「農家は継がないよ」と息子が言ったそうだ
例のごとく秘密基地の隣の家庭菜園の手入れをしていた。
昨日からやっているので、いささかくたびれた。
今年から私が耕すこととなった100坪ほどの畑である。
そのほかにも200坪ほどの菜園がある。
トマトを作るミニのビニールハウスを作っている。
そこへ隣の畑を耕作しているプロ農家の教え子がやってきた。
前の菜園主が手が回らなくなり、私に使ってくれと頼まれた事情を彼にも説明した。
「この土地の地主は〇〇さんで、もう誰も農業をやる人がいない。この辺の農家は、みんな跡継ぎがいなくて、やがてパンクするだろうね。」と。
久しぶりにあった教え子だ。
教え子と言っても最初の頃の教え子で、今年で56歳になる。
彼は農家の跡を継いで田圃を中心にやっている兼業農家だ。
彼自身は、市の消防署員となったが、早くに専業農家だった父親を亡くし、後を継いだのである。
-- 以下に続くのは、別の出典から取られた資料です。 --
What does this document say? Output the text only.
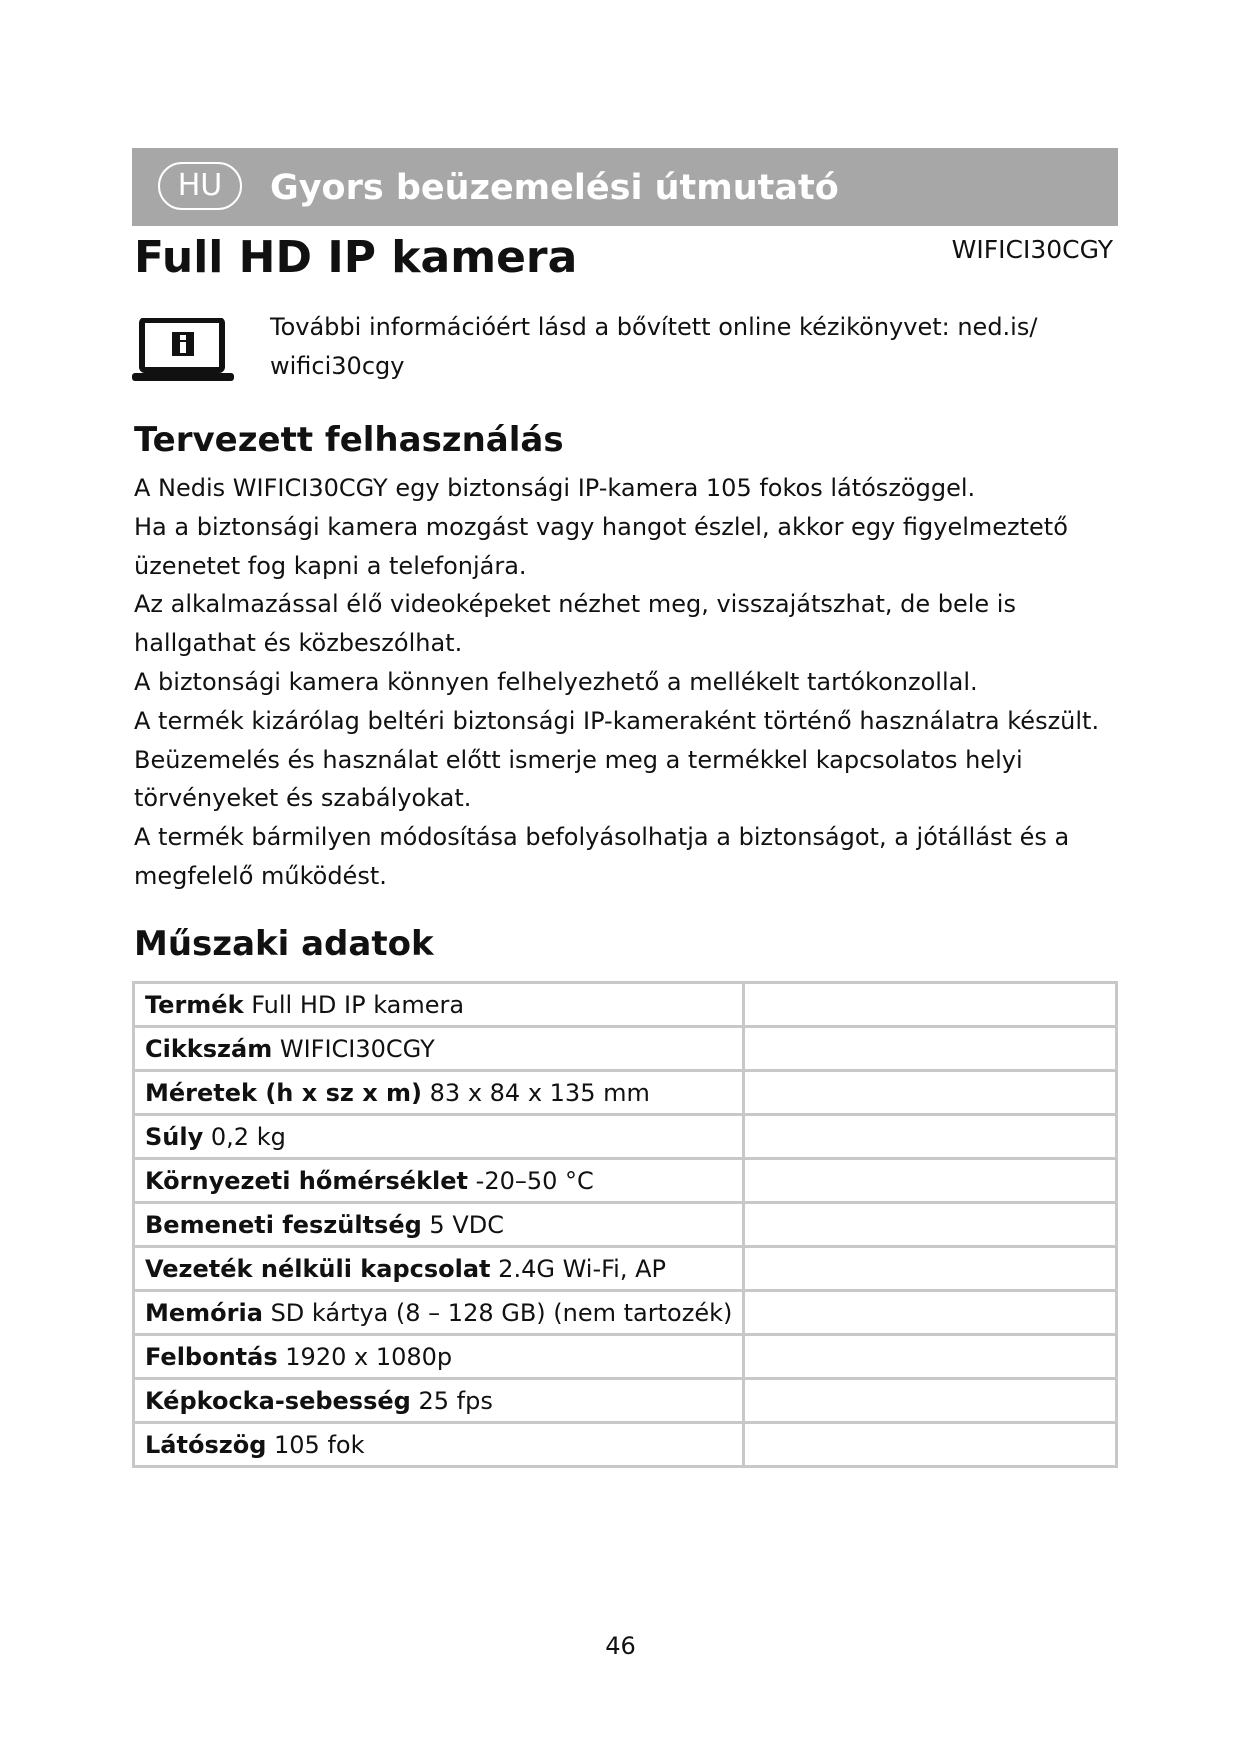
HU	Gyors beüzemelési útmutató
Full HD IP kamera	WIFICI30CGY
További információért lásd a bővített online kézikönyvet: ned.is/
wifici30cgy
Tervezett felhasználás

A Nedis WIFICI30CGY egy biztonsági IP-kamera 105 fokos látószöggel.

Ha a biztonsági kamera mozgást vagy hangot észlel, akkor egy figyelmeztető üzenetet fog kapni a telefonjára.

Az alkalmazással élő videoképeket nézhet meg, visszajátszhat, de bele is hallgathat és közbeszólhat.

A biztonsági kamera könnyen felhelyezhető a mellékelt tartókonzollal.

A termék kizárólag beltéri biztonsági IP-kameraként történő használatra készült.

Beüzemelés és használat előtt ismerje meg a termékkel kapcsolatos helyi törvényeket és szabályokat.

A termék bármilyen módosítása befolyásolhatja a biztonságot, a jótállást és a megfelelő működést.

Műszaki adatok
Termék Full HD IP kamera	
Cikkszám WIFICI30CGY	
Méretek (h x sz x m) 83 x 84 x 135 mm	
Súly 0,2 kg	
Környezeti hőmérséklet -20–50 °C	
Bemeneti feszültség 5 VDC	
Vezeték nélküli kapcsolat 2.4G Wi-Fi, AP	
Memória SD kártya (8 – 128 GB) (nem tartozék)	
Felbontás 1920 x 1080p	
Képkocka-sebesség 25 fps	
Látószög 105 fok	
46
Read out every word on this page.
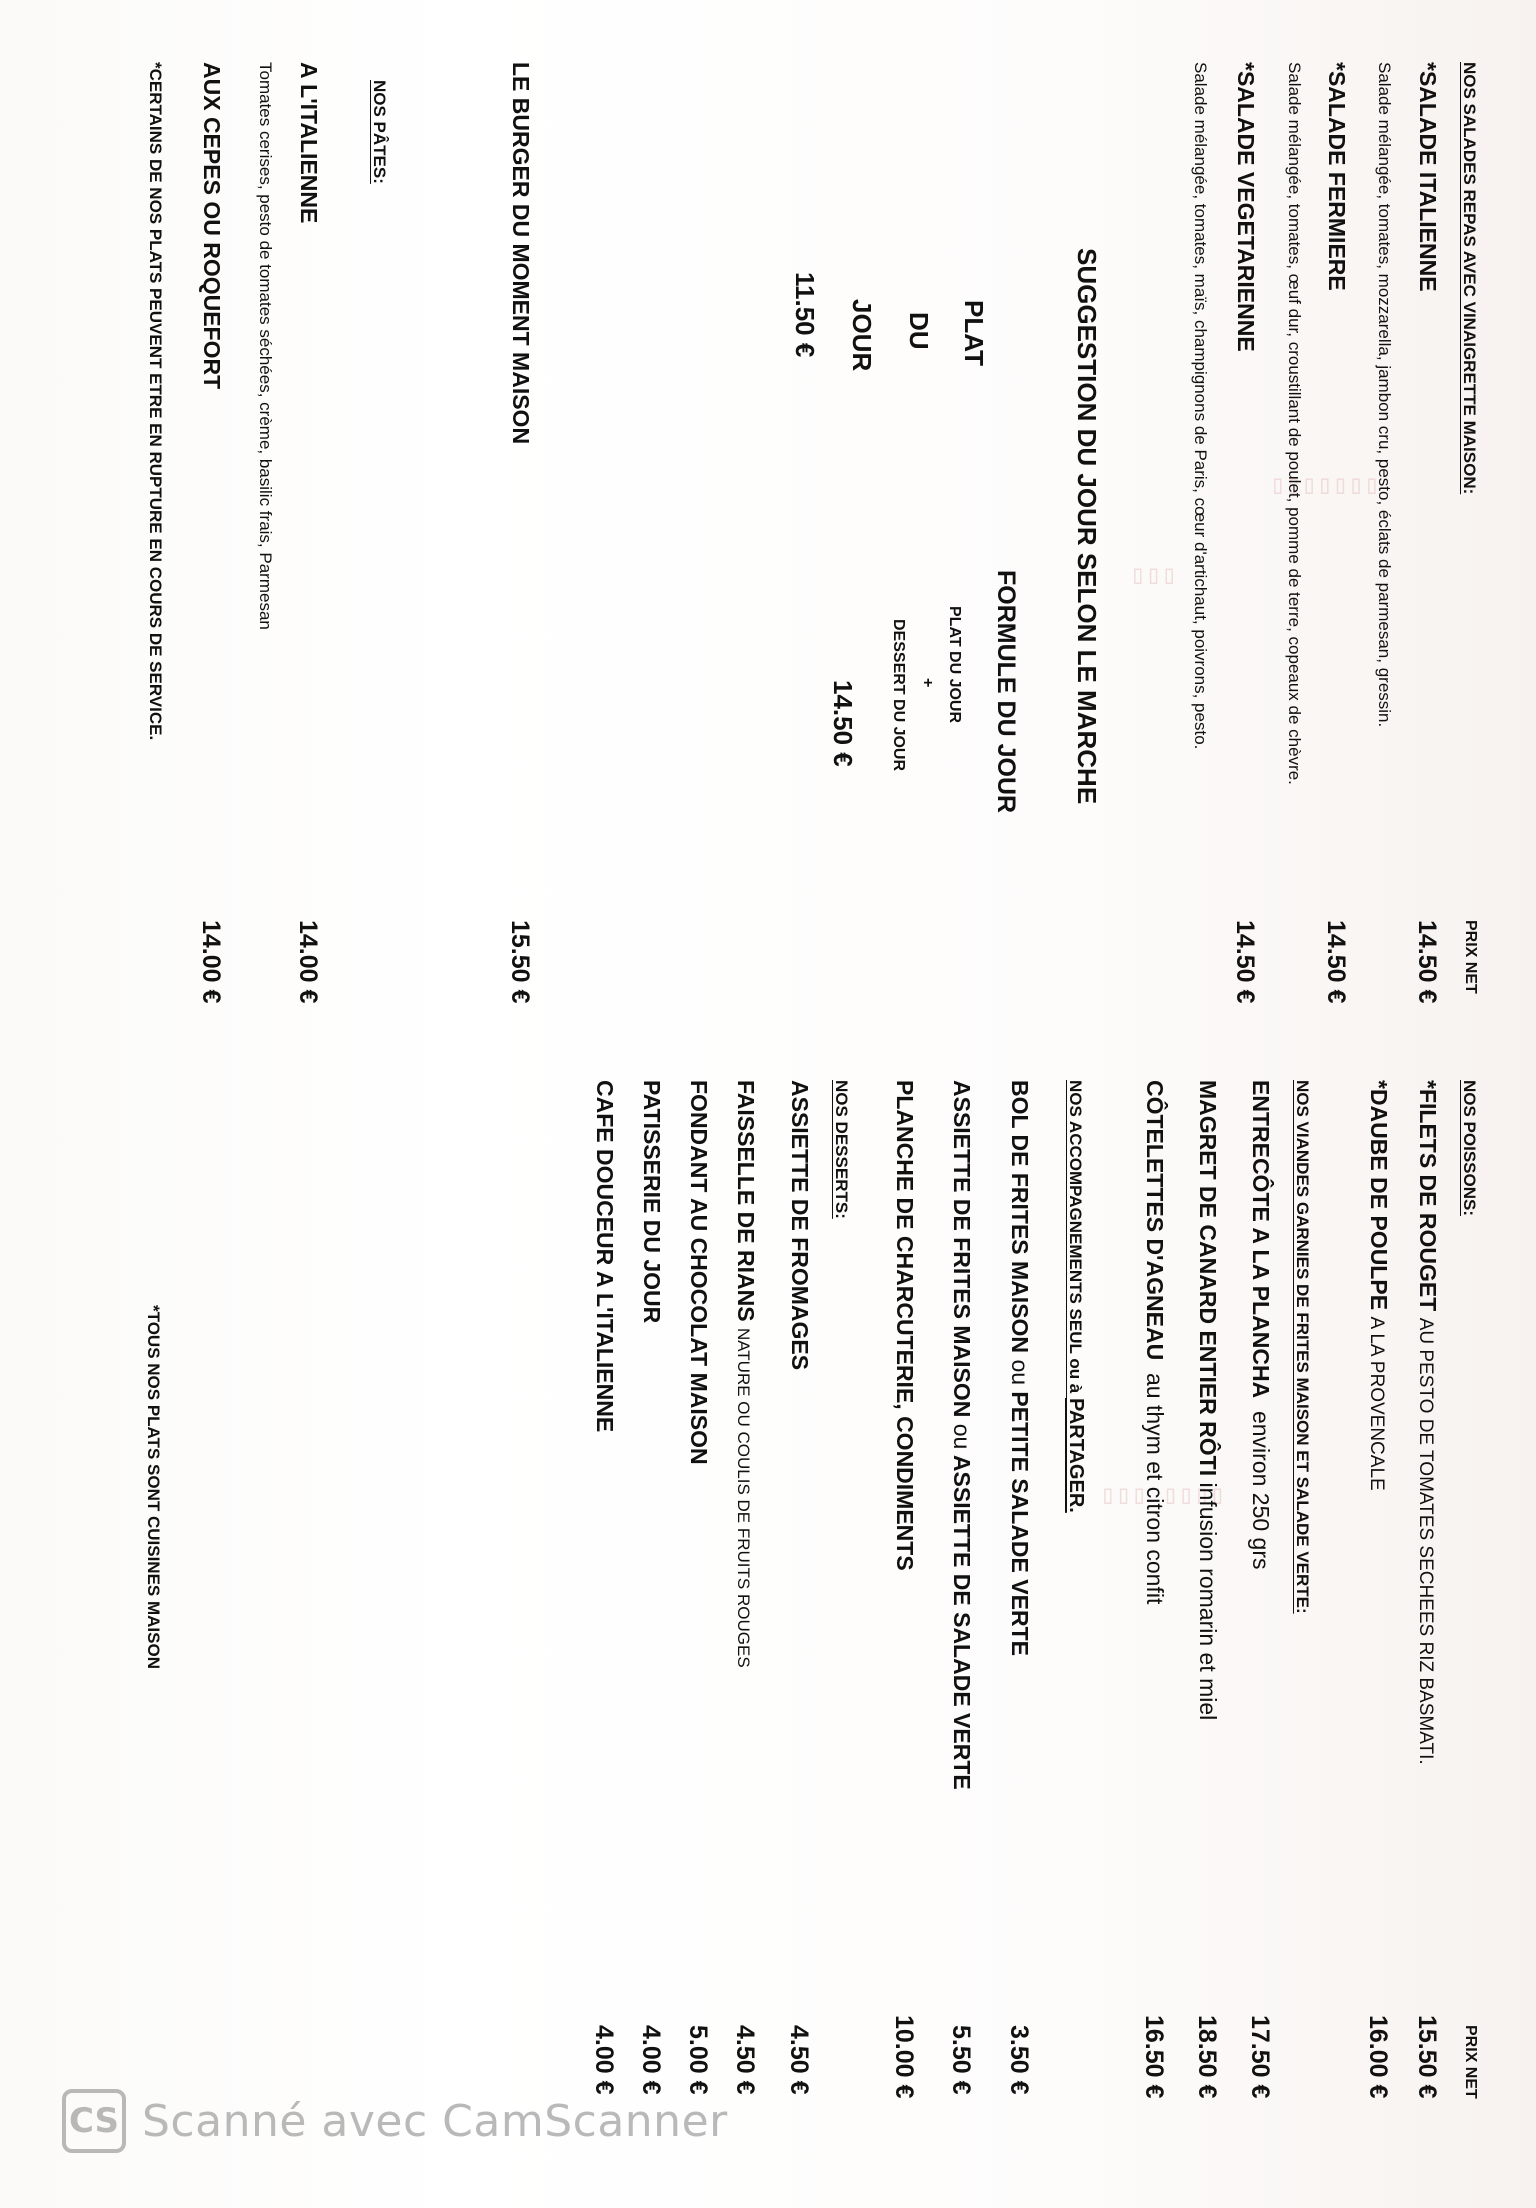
▯▯▯▯▯▯▯
▯▯▯
▯▯▯▯ ▯▯▯
NOS SALADES REPAS AVEC VINAIGRETTE MAISON:
PRIX NET
*SALADE ITALIENNE
14.50 €
Salade mélangée, tomates, mozzarella, jambon cru, pesto, éclats de parmesan, gressin.
*SALADE FERMIERE
14.50 €
Salade mélangée, tomates, œuf dur, croustillant de poulet, pomme de terre, copeaux de chèvre.
*SALADE VEGETARIENNE
14.50 €
Salade mélangée, tomates, maïs, champignons de Paris, cœur d'artichaut, poivrons, pesto.
SUGGESTION DU JOUR SELON LE MARCHE
PLAT
DU
JOUR
11.50 €
FORMULE DU JOUR
PLAT DU JOUR
+
DESSERT DU JOUR
14.50 €
LE BURGER DU MOMENT MAISON
15.50 €
NOS PÂTES:
A L'ITALIENNE
14.00 €
Tomates cerises, pesto de tomates séchées, crème, basilic frais, Parmesan
AUX CEPES OU ROQUEFORT
14.00 €
*CERTAINS DE NOS PLATS PEUVENT ETRE EN RUPTURE EN COURS DE SERVICE.
NOS POISSONS:
PRIX NET
*FILETS DE ROUGET AU PESTO DE TOMATES SECHEES RIZ BASMATI.
15.50 €
*DAUBE DE POULPE A LA PROVENCALE
16.00 €
NOS VIANDES GARNIES DE FRITES MAISON ET SALADE VERTE:
ENTRECÔTE A LA PLANCHA  environ 250 grs
17.50 €
MAGRET DE CANARD ENTIER RÔTI infusion romarin et miel
18.50 €
CÔTELETTES D'AGNEAU  au thym et citron confit
16.50 €
NOS ACCOMPAGNEMENTS SEUL ou à PARTAGER.
BOL DE FRITES MAISON ou PETITE SALADE VERTE
3.50 €
ASSIETTE DE FRITES MAISON ou ASSIETTE DE SALADE VERTE
5.50 €
PLANCHE DE CHARCUTERIE, CONDIMENTS
10.00 €
NOS DESSERTS:
ASSIETTE DE FROMAGES
4.50 €
FAISSELLE DE RIANS NATURE OU COULIS DE FRUITS ROUGES
4.50 €
FONDANT AU CHOCOLAT MAISON
5.00 €
PATISSERIE DU JOUR
4.00 €
CAFE DOUCEUR A L'ITALIENNE
4.00 €
*TOUS NOS PLATS SONT CUISINES MAISON
CS Scanné avec CamScanner
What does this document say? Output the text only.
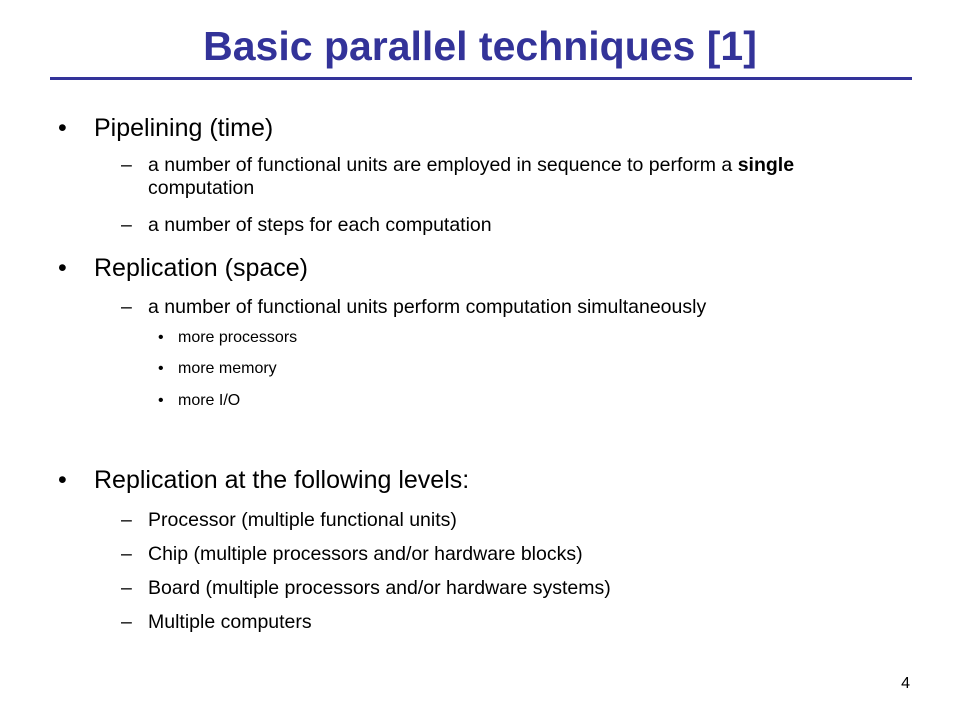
Basic parallel techniques [1]
• Pipelining (time)
– a number of functional units are employed in sequence to perform a single computation
– a number of steps for each computation
• Replication (space)
– a number of functional units perform computation simultaneously
• more processors
• more memory
• more I/O
• Replication at the following levels:
– Processor (multiple functional units)
– Chip (multiple processors and/or hardware blocks)
– Board (multiple processors and/or hardware systems)
– Multiple computers
4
「息子は農業をやらないってさ。何千万円もかけて機械を買っても元を取れないんだから、同じカネをかけるのなら魚沼産のおいしいコシヒカリを買って食べた方がいいだって。」と、彼が笑いながら言った。
「機械を買ったの?どんなの?」
「コンバインと田植え機械で1000万円だよ。」
「え~!そんなにするの?」
「普通だよ。」
700万円のコンバイン
イメージ 画像 借り物
300万円の田植機
イメージ画像 借り物
「何度か辞めようと思ったことがあった。その度に田圃を持っている友だちから家のもやってくれと頼まれて、続けていた。ところが2年前にコンバインが壊れてしまった。そこで仕方なく新しいのを買ったわけさ。」
「農機具は、それだけじゃないよね。」
「そうだよ。トラクターも必要だし、乾燥機、籾すり機等々、全部で何千万円とかかる。公務員だから買えるんだよ。米作りだけじゃ、いくらやっても機械代を稼げないよ。」
「農家を継がないのは、わかるよ。それに最近、あちこちの農地がメガソーラーにかわっているね。」
「あれだって、20年後、30年後は、どうかなるかわからないよ。」と教え子の洞察。
より便利な農機具を買うために、一生懸命米作りをしている感じの日本の農業である。
儲けるのは農機具を売っている農機具屋さんだ。
農業は、趣味でやる時代かも知れない。
私の愛車 イセキのミニ耕耘機 6,2馬力 21万円
この愛車一台で、すべての菜園を耕している。
とうとう私の手がける菜園の広さは、300坪になってしまった。
真夏の暑い日に、私はきっと畑に突っ伏して、一生を終わるかも知れない。